The High National Court had not yet evaluated the basis of the application for international protection because, before doing so, an obstacle to the proceedings arose:this concerned the determination of the country responsible for examining the application and, in particular, the breach of the legal time period for the transfer of this responsibility (a maximum period of 6 months for the transfer).
Once the Applicant states in his application for international protection that his human rights and fundamental freedoms would be violated if he was returned to the recipient country (in this case Bulgaria) in accordance with the Dublin Regulation, the Respondentmust verify whether any systemic deficiencies in the asylum procedure and reception conditions constitute reasonable grounds for believing that the Applicant would be exposed to a real danger of inhuman and degrading treatment in the sense of Article 4 of the Charter of Fundamental Rights of the European Union.
Foreigners who have lodged an application for international protection cannot be taken into detention pending deportation as a person remaining in the country unlawfully.
If a more recent application for international protection has been lodged in the transfer country, then the Applicant will again be assigned the status of an asylum seeker in accordance with the Dublin II Regulation.
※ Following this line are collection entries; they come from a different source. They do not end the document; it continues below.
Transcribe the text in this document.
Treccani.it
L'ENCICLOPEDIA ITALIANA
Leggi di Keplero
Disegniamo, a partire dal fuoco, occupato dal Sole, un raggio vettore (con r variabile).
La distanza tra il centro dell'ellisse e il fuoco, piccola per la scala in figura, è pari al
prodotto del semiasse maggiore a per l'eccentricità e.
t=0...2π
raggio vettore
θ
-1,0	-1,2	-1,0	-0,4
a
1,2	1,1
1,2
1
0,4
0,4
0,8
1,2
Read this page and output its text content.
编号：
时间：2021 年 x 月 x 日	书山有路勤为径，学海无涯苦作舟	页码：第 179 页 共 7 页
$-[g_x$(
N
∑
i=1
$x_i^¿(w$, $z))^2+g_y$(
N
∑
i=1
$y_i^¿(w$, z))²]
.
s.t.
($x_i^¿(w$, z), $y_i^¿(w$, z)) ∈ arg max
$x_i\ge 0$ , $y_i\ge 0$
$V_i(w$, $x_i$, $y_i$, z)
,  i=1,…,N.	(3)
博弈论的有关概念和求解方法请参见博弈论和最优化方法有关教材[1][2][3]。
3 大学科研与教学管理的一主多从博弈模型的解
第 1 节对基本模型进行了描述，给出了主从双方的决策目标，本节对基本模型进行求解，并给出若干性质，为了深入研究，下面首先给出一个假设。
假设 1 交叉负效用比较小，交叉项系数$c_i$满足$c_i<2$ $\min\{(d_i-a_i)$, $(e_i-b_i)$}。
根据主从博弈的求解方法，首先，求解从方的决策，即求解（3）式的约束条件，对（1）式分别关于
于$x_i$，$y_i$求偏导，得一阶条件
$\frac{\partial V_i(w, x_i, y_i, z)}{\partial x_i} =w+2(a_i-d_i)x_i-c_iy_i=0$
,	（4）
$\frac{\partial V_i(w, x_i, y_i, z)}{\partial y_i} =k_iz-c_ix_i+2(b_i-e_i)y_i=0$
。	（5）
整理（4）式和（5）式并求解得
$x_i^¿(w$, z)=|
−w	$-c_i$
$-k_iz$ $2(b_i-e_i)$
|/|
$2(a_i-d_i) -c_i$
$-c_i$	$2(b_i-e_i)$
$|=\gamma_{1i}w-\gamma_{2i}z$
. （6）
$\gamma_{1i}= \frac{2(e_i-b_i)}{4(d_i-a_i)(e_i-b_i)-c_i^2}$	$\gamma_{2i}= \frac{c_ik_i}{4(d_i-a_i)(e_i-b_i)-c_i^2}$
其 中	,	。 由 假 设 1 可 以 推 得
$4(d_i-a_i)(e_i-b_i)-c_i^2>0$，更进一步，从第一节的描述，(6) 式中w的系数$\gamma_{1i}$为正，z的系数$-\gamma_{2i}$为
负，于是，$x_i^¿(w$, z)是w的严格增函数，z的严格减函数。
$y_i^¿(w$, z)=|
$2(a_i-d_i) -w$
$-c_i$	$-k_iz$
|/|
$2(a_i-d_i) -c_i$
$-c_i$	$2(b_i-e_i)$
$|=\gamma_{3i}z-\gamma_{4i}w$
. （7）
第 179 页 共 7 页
The (re-)receiving country must undertake an examination of the application for asylum made in another Member State, even if it is a “subsequent application”.
The Council of State applied the reasoning employed by the CJEU in its ruling C-179-11 of 27 September 2012 and considered that temporary waiting allowance must be paid to asylum applicants subject to the Dublin II Regulation until they have actually been transferred to the Member State responsible for their asylum application.
This case concerns the interpretation and application of Article 15 of the Dublin Regulation, commonly known as the humanitarian clause, in a specific set of circumstances where the asylum seeker concerned has a daughter in law who is seriously ill, and on account of cultural factors, at risk or has grandchildren below the age of majority, who, as a result of the daughter-in-law’s illness are in need of care and the asylum seeker concerned is both willing and able to support them. The CJEU held in circumstances such as those Article 15(2) must be interpreted so as to make that Member State responsible for the asylum seekers claim. This is applicable even if the Member State which was responsible pursuant to the criteria laid down in Chapter III of the Regulation did not make that request.
This case concerned the legality of a circular in French law which was challenged by two organisations on the basis that it was contrary to EU Law under the Reception Conditions Directive in so far as it excludes asylum seekers from entitlement to allowances if they are in the Dublin procedure in France. The CJEU held that the Reception Conditions Directive applies in such a scenario and therefore asylum seekers in the Dublin procedure should have access to the minimum reception conditions laid down in that Directive. This obligation ceases when the person is actually transferred to another Member State.